By signing the 1825 treaty, the Hunkpapa and the United States committed themselves to keep up the "friendship which has heretofore existed". With their x-mark, the chiefs also recognized the supremacy of the United States. It is not certain whether they really understood the text in the document. A medal was given to Little White Bear who was the principal Hunkpapa chief according to the whites.
With the Vaccination Act of 1832, the United States assumed responsibility for the inoculation of the Indians against smallpox. Some visiting Hunkpapa may have benefitted from Dr. M. Martin's vaccination of about 900 southern Lakota (no divisions named) at the head of Medicine Creek that autumn. When smallpox struck in 1837, it hit the Hunkpapa as the northernmost Lakota division. The loss, however, may have been less than one hundred people. Overall, the Hunkpapa seem to have suffered less from new diseases than many other tribes did.

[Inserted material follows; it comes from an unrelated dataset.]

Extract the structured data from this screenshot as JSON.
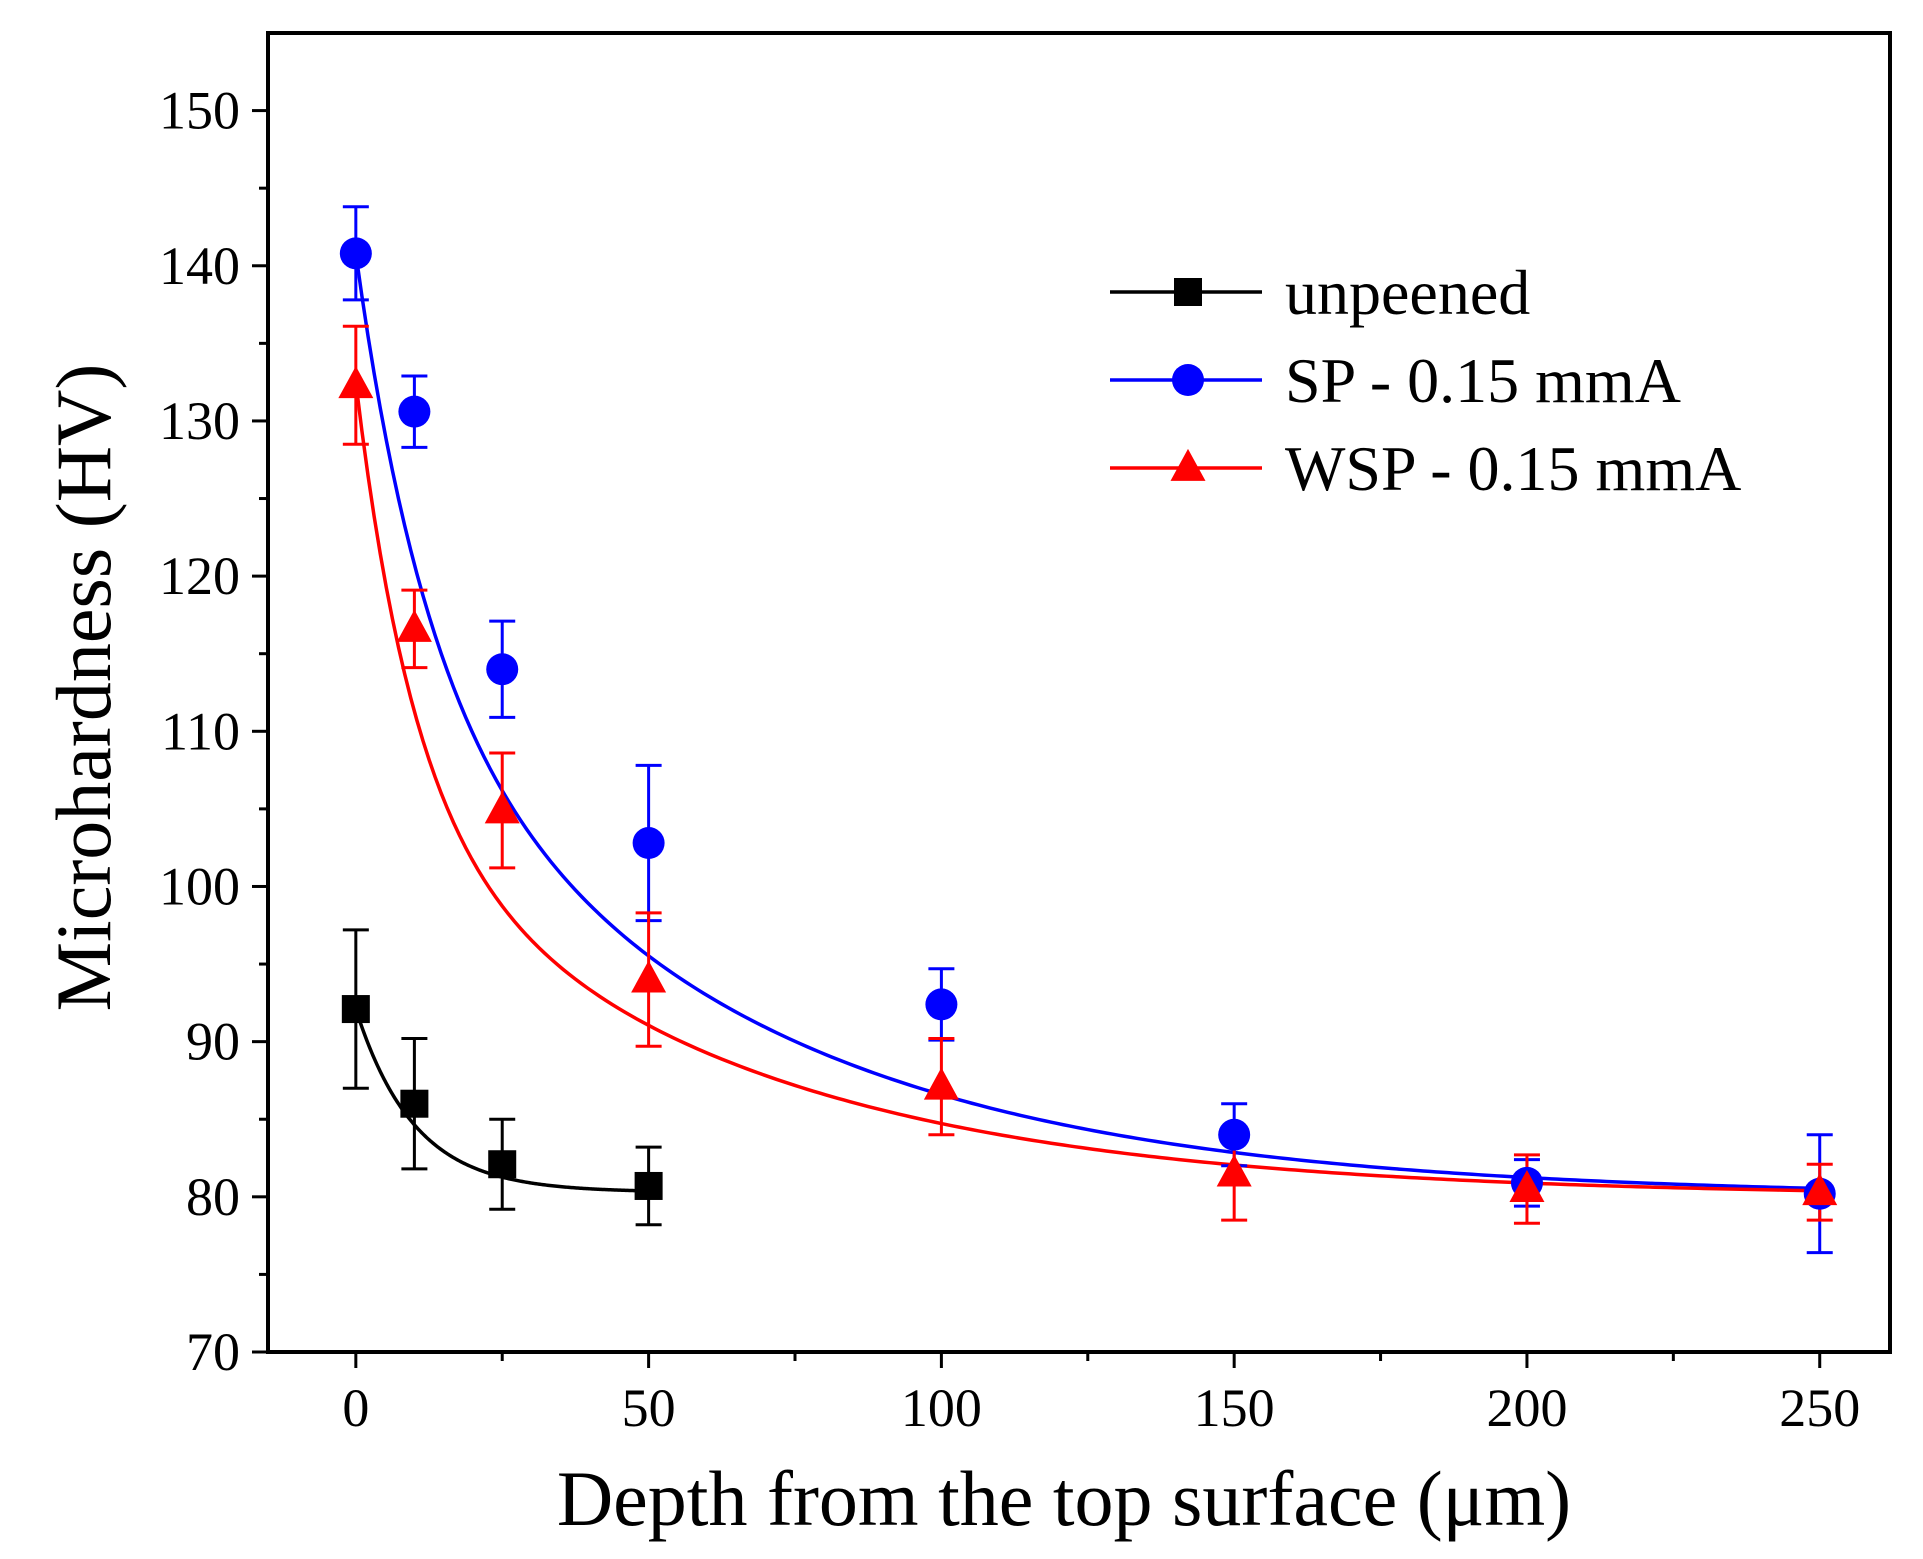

The boundaries for the Lakota Indian territory were set down in the general peace treaty negotiated near Fort Laramie in the summer of 1851. Leaders of eight different tribes, often at odds with each other and each claiming large territories, signed the treaty. The United States was a ninth party in it. The Crow Indian territory included a tract of land north of the Yellowstone, while Little Bighorn River ran through the heartland of the Crow country (now Montana). The treaty gives the land of the Arikaras, the Hidatsas and the Mandans as a mutual area north of Heart River, partly encircled by the Missouri (now North Dakota).